A load balancer is like the ride operator at DarKastle. "The load balancer is the first thing that network traffic hits as it enters the William & Mary network. It takes all the information waiting in line and divvies it up between the various servers for purposes of efficiency – and it performs this task at a very fast speed," Morledge explains. "Without the direction of the load balancer (aka ride operator) the information doesn't know where to go. It just gets stuck."
Sometimes Issues Arise
At William & Mary we have two load-balancing units, a primary and a back-up. Therefore, in theory, the system should be fault-tolerant. If one goes down, the other should pick-up the slack. The week prior to the outages IT Engineers noticed a problem with the back-up unit and replaced it - without incident. Then something unforeseen happened...
The following week, intermittent problems occurred with the primary load balancer and we expected the newly replaced back-up unit to support the network. However, this was not the case. Despite previous testing that would suggest otherwise, the back-up unit didn't work... at all. We were in the unfortunate position to have both load balancers in a degraded state: one was only partially operational and the other was non-operational. The network was officially down.
IT Engineers played a vital role in restoring campus connectivity. They reconstructed the primary load balancer and got it working again. This provided a temporary reprieve while we awaited support and new equipment from the vendor of the load balancers, a company named Citrix. Otherwise, the outage could have lasted several days.

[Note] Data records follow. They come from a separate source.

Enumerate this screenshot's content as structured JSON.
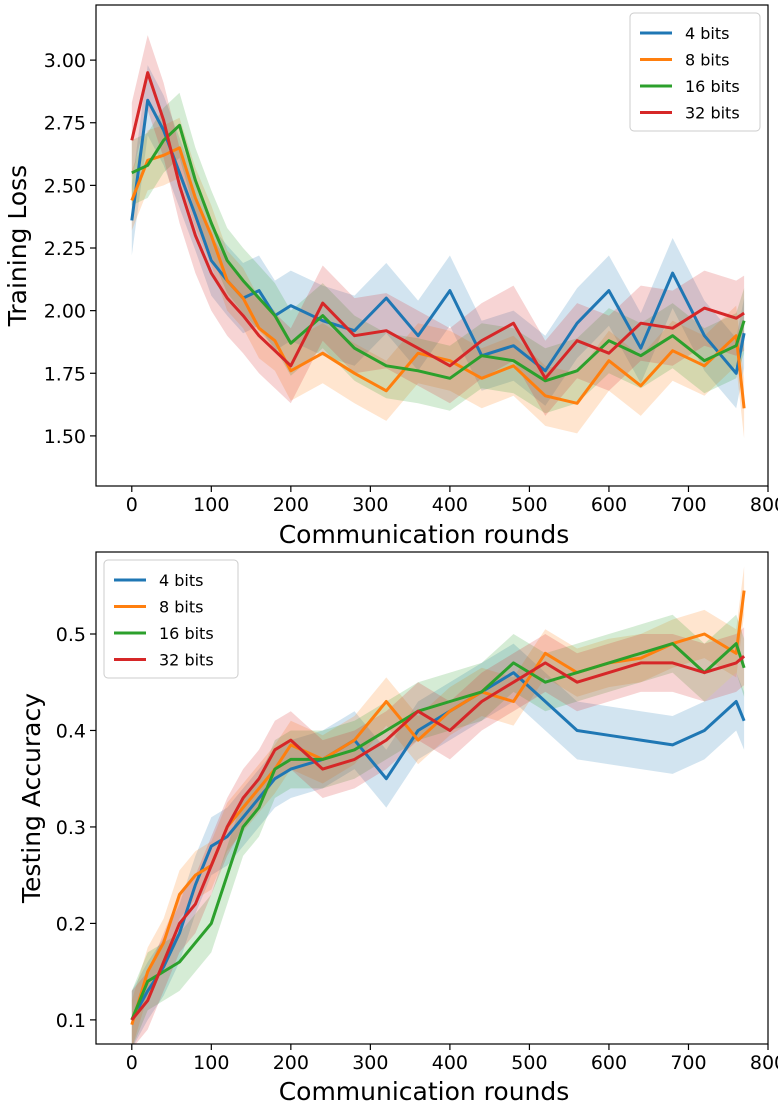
{
  "chart_data": [
    {
      "type": "line",
      "xlabel": "Communication rounds",
      "ylabel": "Training Loss",
      "xlim": [
        -45,
        800
      ],
      "ylim": [
        1.3,
        3.22
      ],
      "xticks": [
        0,
        100,
        200,
        300,
        400,
        500,
        600,
        700,
        800
      ],
      "yticks": [
        1.5,
        1.75,
        2.0,
        2.25,
        2.5,
        2.75,
        3.0
      ],
      "ytick_labels": [
        "1.50",
        "1.75",
        "2.00",
        "2.25",
        "2.50",
        "2.75",
        "3.00"
      ],
      "legend_position": "upper right",
      "x": [
        0,
        20,
        40,
        60,
        80,
        100,
        120,
        140,
        160,
        180,
        200,
        240,
        280,
        320,
        360,
        400,
        440,
        480,
        520,
        560,
        600,
        640,
        680,
        720,
        760,
        770
      ],
      "series": [
        {
          "name": "4 bits",
          "color": "#1f77b4",
          "band": 0.14,
          "values": [
            2.36,
            2.84,
            2.72,
            2.55,
            2.38,
            2.2,
            2.12,
            2.05,
            2.08,
            1.98,
            2.02,
            1.96,
            1.92,
            2.05,
            1.9,
            2.08,
            1.82,
            1.86,
            1.76,
            1.95,
            2.08,
            1.85,
            2.15,
            1.9,
            1.75,
            1.91
          ]
        },
        {
          "name": "8 bits",
          "color": "#ff7f0e",
          "band": 0.12,
          "values": [
            2.44,
            2.6,
            2.62,
            2.65,
            2.45,
            2.3,
            2.12,
            2.05,
            1.93,
            1.88,
            1.76,
            1.83,
            1.75,
            1.68,
            1.83,
            1.8,
            1.73,
            1.78,
            1.66,
            1.63,
            1.8,
            1.7,
            1.84,
            1.78,
            1.9,
            1.61
          ]
        },
        {
          "name": "16 bits",
          "color": "#2ca02c",
          "band": 0.13,
          "values": [
            2.55,
            2.58,
            2.68,
            2.74,
            2.52,
            2.35,
            2.2,
            2.12,
            2.05,
            1.98,
            1.87,
            1.98,
            1.85,
            1.78,
            1.76,
            1.73,
            1.82,
            1.8,
            1.72,
            1.76,
            1.88,
            1.82,
            1.9,
            1.8,
            1.86,
            1.96
          ]
        },
        {
          "name": "32 bits",
          "color": "#d62728",
          "band": 0.15,
          "values": [
            2.68,
            2.95,
            2.76,
            2.5,
            2.3,
            2.15,
            2.05,
            1.98,
            1.9,
            1.84,
            1.78,
            2.03,
            1.9,
            1.92,
            1.85,
            1.78,
            1.88,
            1.95,
            1.73,
            1.88,
            1.83,
            1.95,
            1.93,
            2.01,
            1.97,
            1.99
          ]
        }
      ]
    },
    {
      "type": "line",
      "xlabel": "Communication rounds",
      "ylabel": "Testing Accuracy",
      "xlim": [
        -45,
        800
      ],
      "ylim": [
        0.075,
        0.585
      ],
      "xticks": [
        0,
        100,
        200,
        300,
        400,
        500,
        600,
        700,
        800
      ],
      "yticks": [
        0.1,
        0.2,
        0.3,
        0.4,
        0.5
      ],
      "ytick_labels": [
        "0.1",
        "0.2",
        "0.3",
        "0.4",
        "0.5"
      ],
      "legend_position": "upper left",
      "x": [
        0,
        20,
        40,
        60,
        80,
        100,
        120,
        140,
        160,
        180,
        200,
        240,
        280,
        320,
        360,
        400,
        440,
        480,
        520,
        560,
        600,
        640,
        680,
        720,
        760,
        770
      ],
      "series": [
        {
          "name": "4 bits",
          "color": "#1f77b4",
          "band": 0.03,
          "values": [
            0.1,
            0.13,
            0.155,
            0.19,
            0.24,
            0.28,
            0.29,
            0.31,
            0.33,
            0.35,
            0.36,
            0.37,
            0.39,
            0.35,
            0.4,
            0.42,
            0.44,
            0.46,
            0.43,
            0.4,
            0.395,
            0.39,
            0.385,
            0.4,
            0.43,
            0.41
          ]
        },
        {
          "name": "8 bits",
          "color": "#ff7f0e",
          "band": 0.025,
          "values": [
            0.095,
            0.15,
            0.18,
            0.23,
            0.25,
            0.26,
            0.3,
            0.32,
            0.34,
            0.36,
            0.385,
            0.37,
            0.39,
            0.43,
            0.39,
            0.42,
            0.44,
            0.43,
            0.48,
            0.46,
            0.47,
            0.475,
            0.49,
            0.5,
            0.48,
            0.545
          ]
        },
        {
          "name": "16 bits",
          "color": "#2ca02c",
          "band": 0.03,
          "values": [
            0.1,
            0.14,
            0.15,
            0.16,
            0.18,
            0.2,
            0.25,
            0.3,
            0.32,
            0.36,
            0.37,
            0.37,
            0.38,
            0.4,
            0.42,
            0.43,
            0.44,
            0.47,
            0.45,
            0.46,
            0.47,
            0.48,
            0.49,
            0.46,
            0.49,
            0.465
          ]
        },
        {
          "name": "32 bits",
          "color": "#d62728",
          "band": 0.03,
          "values": [
            0.1,
            0.12,
            0.16,
            0.2,
            0.22,
            0.26,
            0.3,
            0.33,
            0.35,
            0.38,
            0.39,
            0.36,
            0.37,
            0.39,
            0.42,
            0.4,
            0.43,
            0.45,
            0.47,
            0.45,
            0.46,
            0.47,
            0.47,
            0.46,
            0.47,
            0.477
          ]
        }
      ]
    }
  ]
}
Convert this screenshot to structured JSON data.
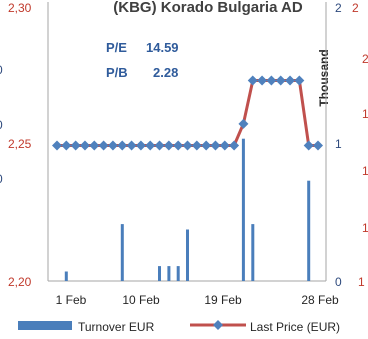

We are now deciding how to address this problem so that this situation doesn't occur again. These units are getting close to the end-of-life anyway as both units (the replacement unit as well) are about four years old. The standard life span is about 5-7 years. "We were already actively looking at replacing the load balancers and having the new ones in place by August of this year," says Chief Information Officer, Courtney Capenter. "We haven't yet decided whether or not to use the same vendor or to buy from another. We may also look at redesigning the network architecture to create a third layer of fault-tolerance in our load balancing system."